Le choix de la thématique par la Conect résulte de la nature du tissu entrepreneurial tunisien. Pour rappel, ce tissu économique tunisien est constitué de plus de 90% de PME. « Les PME souffrent ! Elles ne jouissent pas d’un financement adéquat », a déclaré Tarak Cherif, Président de la CONECT. Il a expliqué que les banques tunisiennes sont principalement des banques universelles.
Le Président de la CONECT ajoute que les difficultés rencontrées par les PME sont le résultat de l’absence de banques de développement.
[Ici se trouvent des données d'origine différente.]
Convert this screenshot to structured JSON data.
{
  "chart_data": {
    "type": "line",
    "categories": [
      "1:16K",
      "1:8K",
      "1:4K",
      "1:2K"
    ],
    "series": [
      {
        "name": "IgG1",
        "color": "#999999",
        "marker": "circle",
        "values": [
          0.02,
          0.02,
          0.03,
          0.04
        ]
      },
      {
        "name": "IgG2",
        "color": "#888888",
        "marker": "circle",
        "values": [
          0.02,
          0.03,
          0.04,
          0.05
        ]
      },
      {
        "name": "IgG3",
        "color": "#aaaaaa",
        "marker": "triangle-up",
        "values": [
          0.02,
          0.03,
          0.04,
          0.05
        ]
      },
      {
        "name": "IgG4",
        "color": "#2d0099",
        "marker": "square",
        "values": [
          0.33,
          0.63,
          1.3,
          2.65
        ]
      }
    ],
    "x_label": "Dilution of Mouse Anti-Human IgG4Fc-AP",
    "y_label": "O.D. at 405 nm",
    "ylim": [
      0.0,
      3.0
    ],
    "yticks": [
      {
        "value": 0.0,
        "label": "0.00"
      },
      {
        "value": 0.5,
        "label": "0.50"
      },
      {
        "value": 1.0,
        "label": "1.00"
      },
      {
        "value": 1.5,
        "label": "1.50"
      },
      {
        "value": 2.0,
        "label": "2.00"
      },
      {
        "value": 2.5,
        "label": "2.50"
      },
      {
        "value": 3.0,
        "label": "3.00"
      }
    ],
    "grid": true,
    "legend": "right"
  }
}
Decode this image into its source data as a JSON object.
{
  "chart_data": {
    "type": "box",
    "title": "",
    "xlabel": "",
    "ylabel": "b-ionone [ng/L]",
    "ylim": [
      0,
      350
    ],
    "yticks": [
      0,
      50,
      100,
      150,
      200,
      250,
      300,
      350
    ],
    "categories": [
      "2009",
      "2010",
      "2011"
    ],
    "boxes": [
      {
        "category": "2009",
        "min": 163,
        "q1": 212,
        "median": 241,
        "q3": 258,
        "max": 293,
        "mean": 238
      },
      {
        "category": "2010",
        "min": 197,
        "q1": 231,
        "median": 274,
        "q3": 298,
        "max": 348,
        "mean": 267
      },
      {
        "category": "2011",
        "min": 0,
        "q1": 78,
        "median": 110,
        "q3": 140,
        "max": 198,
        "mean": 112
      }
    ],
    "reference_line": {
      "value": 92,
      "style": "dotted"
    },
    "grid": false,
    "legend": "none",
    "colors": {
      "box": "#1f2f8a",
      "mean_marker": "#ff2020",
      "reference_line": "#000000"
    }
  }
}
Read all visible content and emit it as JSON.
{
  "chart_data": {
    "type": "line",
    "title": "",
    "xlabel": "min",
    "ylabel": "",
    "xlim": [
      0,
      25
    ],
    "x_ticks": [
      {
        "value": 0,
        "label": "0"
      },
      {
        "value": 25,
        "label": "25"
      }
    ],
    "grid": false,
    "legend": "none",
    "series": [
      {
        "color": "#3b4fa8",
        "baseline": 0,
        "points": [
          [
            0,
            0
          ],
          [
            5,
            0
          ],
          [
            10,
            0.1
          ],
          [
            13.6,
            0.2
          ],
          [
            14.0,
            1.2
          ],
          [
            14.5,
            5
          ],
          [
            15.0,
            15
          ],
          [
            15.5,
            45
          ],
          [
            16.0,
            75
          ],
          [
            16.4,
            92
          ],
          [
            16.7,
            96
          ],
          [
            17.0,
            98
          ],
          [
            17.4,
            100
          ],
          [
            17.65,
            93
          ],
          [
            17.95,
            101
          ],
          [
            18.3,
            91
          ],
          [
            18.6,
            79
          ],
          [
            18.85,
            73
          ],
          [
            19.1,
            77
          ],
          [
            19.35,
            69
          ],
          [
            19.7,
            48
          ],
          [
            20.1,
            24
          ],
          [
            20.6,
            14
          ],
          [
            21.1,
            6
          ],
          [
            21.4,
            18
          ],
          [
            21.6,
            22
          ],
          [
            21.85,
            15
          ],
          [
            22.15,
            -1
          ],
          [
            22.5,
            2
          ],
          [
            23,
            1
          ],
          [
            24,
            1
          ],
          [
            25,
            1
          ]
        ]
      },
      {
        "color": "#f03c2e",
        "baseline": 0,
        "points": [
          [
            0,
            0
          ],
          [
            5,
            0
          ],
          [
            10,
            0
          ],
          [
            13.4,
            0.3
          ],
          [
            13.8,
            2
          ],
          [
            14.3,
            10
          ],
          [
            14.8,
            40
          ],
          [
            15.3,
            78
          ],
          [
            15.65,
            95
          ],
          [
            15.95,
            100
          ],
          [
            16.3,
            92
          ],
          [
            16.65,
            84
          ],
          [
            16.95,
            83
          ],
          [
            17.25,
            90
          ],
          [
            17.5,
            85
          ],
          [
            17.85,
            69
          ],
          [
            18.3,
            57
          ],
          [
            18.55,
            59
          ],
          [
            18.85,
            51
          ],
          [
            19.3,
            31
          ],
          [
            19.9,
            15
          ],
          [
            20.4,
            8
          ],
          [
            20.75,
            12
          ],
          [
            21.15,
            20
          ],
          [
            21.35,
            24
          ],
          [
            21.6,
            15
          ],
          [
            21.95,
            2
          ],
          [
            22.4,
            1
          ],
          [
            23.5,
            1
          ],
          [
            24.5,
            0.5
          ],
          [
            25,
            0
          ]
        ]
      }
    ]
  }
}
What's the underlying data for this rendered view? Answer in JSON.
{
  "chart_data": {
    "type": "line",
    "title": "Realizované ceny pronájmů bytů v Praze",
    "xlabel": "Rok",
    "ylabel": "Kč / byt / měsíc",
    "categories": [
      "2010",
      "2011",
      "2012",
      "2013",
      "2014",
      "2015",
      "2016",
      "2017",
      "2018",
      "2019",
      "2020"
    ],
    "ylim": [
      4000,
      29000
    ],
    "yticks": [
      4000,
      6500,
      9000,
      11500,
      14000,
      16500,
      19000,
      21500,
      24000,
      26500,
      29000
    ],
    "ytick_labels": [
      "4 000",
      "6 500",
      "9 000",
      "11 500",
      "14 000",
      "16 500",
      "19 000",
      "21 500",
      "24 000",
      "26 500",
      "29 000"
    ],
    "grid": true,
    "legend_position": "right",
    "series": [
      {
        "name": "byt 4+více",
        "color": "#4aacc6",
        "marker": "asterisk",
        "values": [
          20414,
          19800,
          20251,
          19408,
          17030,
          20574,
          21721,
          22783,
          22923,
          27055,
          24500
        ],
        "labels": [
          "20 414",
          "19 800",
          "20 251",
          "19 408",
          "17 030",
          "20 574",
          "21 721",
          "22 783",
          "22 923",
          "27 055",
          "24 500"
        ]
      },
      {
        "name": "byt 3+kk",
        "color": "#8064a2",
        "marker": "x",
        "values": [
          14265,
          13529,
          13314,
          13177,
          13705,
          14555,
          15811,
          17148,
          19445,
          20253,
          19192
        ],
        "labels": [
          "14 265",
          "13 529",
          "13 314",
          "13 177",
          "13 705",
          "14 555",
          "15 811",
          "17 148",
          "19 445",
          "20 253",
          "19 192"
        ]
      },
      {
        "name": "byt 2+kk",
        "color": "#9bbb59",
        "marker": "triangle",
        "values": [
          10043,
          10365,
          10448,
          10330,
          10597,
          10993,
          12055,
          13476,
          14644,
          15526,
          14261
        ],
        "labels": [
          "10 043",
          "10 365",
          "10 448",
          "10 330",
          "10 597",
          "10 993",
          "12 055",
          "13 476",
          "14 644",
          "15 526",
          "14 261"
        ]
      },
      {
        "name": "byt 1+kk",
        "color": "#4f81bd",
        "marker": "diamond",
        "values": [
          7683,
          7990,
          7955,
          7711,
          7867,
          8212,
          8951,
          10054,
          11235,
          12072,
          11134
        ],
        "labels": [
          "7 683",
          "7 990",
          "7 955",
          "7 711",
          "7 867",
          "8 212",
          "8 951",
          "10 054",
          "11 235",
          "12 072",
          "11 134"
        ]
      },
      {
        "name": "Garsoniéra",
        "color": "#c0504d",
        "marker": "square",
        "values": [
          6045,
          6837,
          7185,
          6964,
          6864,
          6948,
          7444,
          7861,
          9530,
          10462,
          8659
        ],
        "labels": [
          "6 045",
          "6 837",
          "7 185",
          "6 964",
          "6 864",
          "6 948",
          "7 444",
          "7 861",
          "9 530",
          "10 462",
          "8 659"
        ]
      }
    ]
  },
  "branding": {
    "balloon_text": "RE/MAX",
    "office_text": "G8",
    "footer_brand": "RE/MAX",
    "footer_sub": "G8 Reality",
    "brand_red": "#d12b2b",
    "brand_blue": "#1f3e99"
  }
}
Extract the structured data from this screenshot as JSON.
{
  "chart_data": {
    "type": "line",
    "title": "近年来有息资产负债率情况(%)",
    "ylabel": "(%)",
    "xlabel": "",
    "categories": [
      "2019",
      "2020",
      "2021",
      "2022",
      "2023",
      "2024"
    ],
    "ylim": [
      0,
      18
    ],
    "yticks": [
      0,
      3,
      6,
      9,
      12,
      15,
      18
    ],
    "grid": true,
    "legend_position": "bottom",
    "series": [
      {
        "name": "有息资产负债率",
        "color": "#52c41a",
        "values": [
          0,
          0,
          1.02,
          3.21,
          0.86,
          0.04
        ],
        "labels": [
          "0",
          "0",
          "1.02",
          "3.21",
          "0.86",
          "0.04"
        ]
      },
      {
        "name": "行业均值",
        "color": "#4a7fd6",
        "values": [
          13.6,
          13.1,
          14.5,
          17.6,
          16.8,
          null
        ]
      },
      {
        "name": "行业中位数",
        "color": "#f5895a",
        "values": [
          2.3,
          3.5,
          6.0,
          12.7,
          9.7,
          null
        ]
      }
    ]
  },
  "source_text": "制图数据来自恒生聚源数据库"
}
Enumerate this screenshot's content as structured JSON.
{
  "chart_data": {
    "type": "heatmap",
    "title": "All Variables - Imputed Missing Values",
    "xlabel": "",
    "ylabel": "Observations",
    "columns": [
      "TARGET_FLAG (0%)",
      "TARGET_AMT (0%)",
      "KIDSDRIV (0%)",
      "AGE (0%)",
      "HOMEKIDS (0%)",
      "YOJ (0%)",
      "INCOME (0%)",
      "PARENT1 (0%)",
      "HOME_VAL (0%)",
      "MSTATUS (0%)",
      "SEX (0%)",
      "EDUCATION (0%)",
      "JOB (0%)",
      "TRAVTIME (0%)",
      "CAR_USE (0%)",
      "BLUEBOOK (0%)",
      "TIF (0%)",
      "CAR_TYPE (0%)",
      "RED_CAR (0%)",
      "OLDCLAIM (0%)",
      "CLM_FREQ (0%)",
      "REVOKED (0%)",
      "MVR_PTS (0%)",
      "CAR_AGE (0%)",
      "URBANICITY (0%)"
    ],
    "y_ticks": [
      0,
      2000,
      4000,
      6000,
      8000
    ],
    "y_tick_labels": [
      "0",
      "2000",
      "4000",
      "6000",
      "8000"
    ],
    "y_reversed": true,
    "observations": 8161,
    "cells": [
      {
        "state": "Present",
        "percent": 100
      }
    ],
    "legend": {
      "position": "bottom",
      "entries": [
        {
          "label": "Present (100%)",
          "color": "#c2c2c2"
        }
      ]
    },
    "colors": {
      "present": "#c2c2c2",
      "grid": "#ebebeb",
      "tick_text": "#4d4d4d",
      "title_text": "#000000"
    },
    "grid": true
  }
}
Il a considéré que la BFPME est une petite structure qui est, dans la plupart du temps, en attente de nomination d’un DG. Il a aussi critiqué la complexité des procédures et moyens de financement des PME. En plus, le président de la CONECT a souligné la différence entre le coût de crédit entre la Tunisie et celui pratiqué dans plusieurs autres pays.
En effet, le coût du crédit en Europe est entre 0% et 1% alors qu’en Tunisie, il est entre 10% et 12%. D’autre part, il a rappelé que les banques préfèrent octroyer des crédits à l’Etat puisqu’il n’y a pas de risques.
Enfin, le Président de la CONECT a insisté sur la nécessité de créer des banques et des fonds d’investissement dédiés au financements des PME. Il a affirmé que les alternatives possibles sont les lignes de crédit étrangères.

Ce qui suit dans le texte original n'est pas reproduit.